Worn out doesn't quite cover it. But still:
*We run the tides, by Vendeal Vida and My phantoms, by Gwendoline Riley
There are more things … likely to frighten us than there are to crush us; we suffer more often in imagination than in reality.
Seneca
So, I am amazed that I have arrived at another Saturday in one piece and upright, that I did loads of work, clearing my inbox, fat and full last Monday morning, step by step or rather manuscript by manuscript before falling asleep before dinner last night.
The garden is all tulips still, what usually is a week at most before they collapse under the sun, has stretched for another and another cold week, there's also lilac everywhere and a tiny show of wisteria, but for the rest, we are weeks behind or maybe we used to be weeks ahead for years. It will, no doubt, all explode soon enough, the garden blossoms I mean. My baby apricots are coming along nicely, at least that.
This is a picture I took a few years ago, but the same tulips are flowering right now.
I have been immersed in Jack by Marilynne Robinson, forcing myself to read slowly because, well to me it's a gem. And this morning I actually did a google search for Jack Boughton, hoping against hope to find a hidden picture. In the movie version of the book, which I have directed in my mind, he is played by Sam Shepard, a disheveled Sam Shepard and Della is played by, maybe, Lupita Nyong'o. Only their age doesn't match and I do have a problem with movies where older male actors are paired with much younger female ones. So I had to develop a kind of time shift in my mind, bringing a younger Sam Shepard back to life and so on.
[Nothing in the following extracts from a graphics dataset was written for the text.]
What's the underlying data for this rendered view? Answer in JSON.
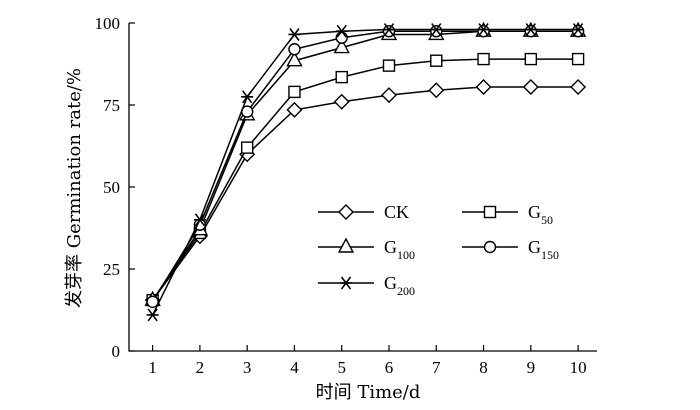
{
  "chart_data": {
    "type": "line",
    "title": "",
    "xlabel": "时间 Time/d",
    "ylabel": "发芽率 Germination rate/%",
    "x": [
      1,
      2,
      3,
      4,
      5,
      6,
      7,
      8,
      9,
      10
    ],
    "xticks": [
      "1",
      "2",
      "3",
      "4",
      "5",
      "6",
      "7",
      "8",
      "9",
      "10"
    ],
    "yticks": [
      "0",
      "25",
      "50",
      "75",
      "100"
    ],
    "xlim": [
      0.5,
      10.4
    ],
    "ylim": [
      0,
      100
    ],
    "grid": false,
    "legend_position": "center-right",
    "series": [
      {
        "name": "CK",
        "base": "CK",
        "sub": "",
        "marker": "diamond",
        "values": [
          15.5,
          35,
          60,
          73.5,
          76,
          78,
          79.5,
          80.5,
          80.5,
          80.5
        ]
      },
      {
        "name": "G50",
        "base": "G",
        "sub": "50",
        "marker": "square",
        "values": [
          15.5,
          36,
          62,
          79,
          83.5,
          87,
          88.5,
          89,
          89,
          89
        ]
      },
      {
        "name": "G100",
        "base": "G",
        "sub": "100",
        "marker": "triangle",
        "values": [
          15.5,
          37,
          72,
          88.5,
          92.5,
          96.5,
          96.5,
          97.5,
          97.5,
          97.5
        ]
      },
      {
        "name": "G150",
        "base": "G",
        "sub": "150",
        "marker": "circle",
        "values": [
          15,
          38.5,
          73,
          92,
          95.5,
          97.5,
          97.5,
          97.5,
          97.5,
          97.5
        ]
      },
      {
        "name": "G200",
        "base": "G",
        "sub": "200",
        "marker": "asterisk",
        "values": [
          11,
          40,
          77.5,
          96.5,
          97.5,
          98,
          98,
          98,
          98,
          98
        ]
      }
    ]
  }
}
Reading Marilynne Robinson is a unique experience, as I am not the slightest bit religious and this book, just as her novels Gilead and Home and Lila, is at times a sermon, a prayer, a hymn book, albeit with an observed distance, nothing preachy. Often, I have to think of the Dutch Calvinist outlook that to this day is reflected by the uncurtained large and sparkling clean front windows of Dutch houses, allowing anybody to have a good look inside, as a metaphor for the honest soul that has nothing to hide.
I read out this bit to R (and he, the good catholic boy he once was, got a bit of a fright, asking, what have I done wrong now?):
You are not good for your own sake. That probably isn't even possible. You are good as a courtesy to everyone around you.
Other than that, I work hard ignoring the ongoing low level aches and super high level exhaustion. Had a nice chat with our GP about ageing and chronic illness. I told her, it first happened so gradually, without me noticing until one day when I could not
remember what being healthy felt like. And how I should have known this
was going to happen, should have paid attention. But she just shook her head and said, nothing stays the same for anybody.